Positive Phase II prostate cancer results with YM BioSciences' lead

    cancer drug tesmilifene published in Journal of Urology

 

    MISSISSAUGA, ON, Oct. 13 /CNW/ - YM BioSciences Inc. (AMEX:YMI, TSX:YM,

AIM:YMBA), the cancer product development company, today announced the

publication of a research paper in the November 2005 issue of the Journal of

Urology that reports results from a Phase II trial of tesmilifene plus

mixantrone/prednisone for the treatment of hormone refractory prostate cancer.

The paper reported that the prostate specific antigen (PSA) decrease and

reduction of symptoms observed with tesmilifene plus mitoxantrone/prednisone

compare favorably to those of mitoxantrone/prednisone and

docetaxel/estramustine in the literature and that the 2-year survival rate of

21% mandates further assessment in a Phase III trial.

    "The high proportion of patients experiencing a 50% and 75% PSA decrease,

and dramatic amelioration of pain suggests that this novel regimen may be more

effective than mitoxantrone-prednisone alone, especially when the

characteristics of advanced age and extensive bony metastases are considered.

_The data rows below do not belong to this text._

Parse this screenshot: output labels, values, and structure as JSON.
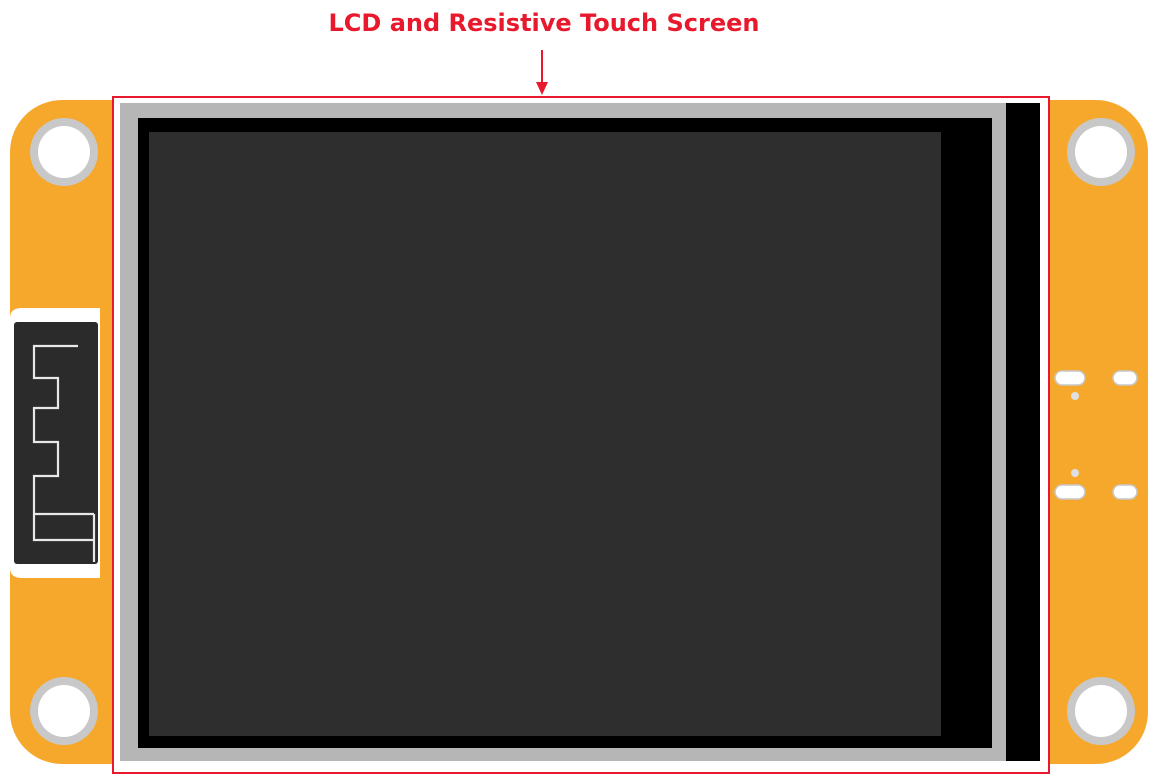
{
  "callout": {
    "label": "LCD and Resistive Touch Screen",
    "color": "#e8192c"
  },
  "colors": {
    "board": "#f6a82c",
    "hole_ring": "#c8c8c8",
    "lcd_bezel": "#b6b6b6",
    "lcd_black": "#000000",
    "display_area": "#2e2e2e",
    "antenna_bg": "#2b2b2b",
    "antenna_trace": "#e8e8e8"
  }
}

This novel combination therapy shows sufficient activity to merit formal phase

III testing," noted Dr. Derek Raghavan, lead author of the paper entitled

"Phase II Trial of tesmilifene plus mixantrone and prednisone for Hormone

Rrefractory Prostate Cancer: High Subjective and Objective Response in

Patients with Symptomatic Metastases."

    The trial enrolled a total of 29 patients with a median age of 73 years

with progressive hormone refractory prostate cancer who received 5.3 mg/kg of

tesmilifene intravenously every 3 weeks, 12 mg/m2 mitoxantrone intravenously

every week and 5 mg prednisone orally twice daily. All patients had pain at

presentation, while 97% had bone metastases, 10% had liver metastases and 17%

had lung metastases. Median PSA was 210 ng/ml (IQR 77 to 430).

    Seventy-five percent of the patients had some pain improvement, 66% had

decreased analgesic requirements, 59% had a PSA decrease of 50% or greater and

45% had a PSA decrease of 75% or greater. The 2-year survival was 21%. Hormone

refractory prostate cancer patients typically have a median survival of less

than 12 months and a 2-year survival of only up to 10% in most studies.

    The South West Oncology Group, a U.S. National Cancer Institute

cooperative group, has proposed to sponsor a Phase III trial, which is

currently in design and will compare tesmilifene plus mitoxantrone/prednisone

against mitoxantrone/prednisone in hormone refractory prostate cancer patients

who have failed Taxotere therapy.

    "This publication further establishes that tesmilifene has the potential

to enhance the positive effects of a variety of chemotherapies and can be

applied across a range of tumour types," said David Allan, Chairman and CEO.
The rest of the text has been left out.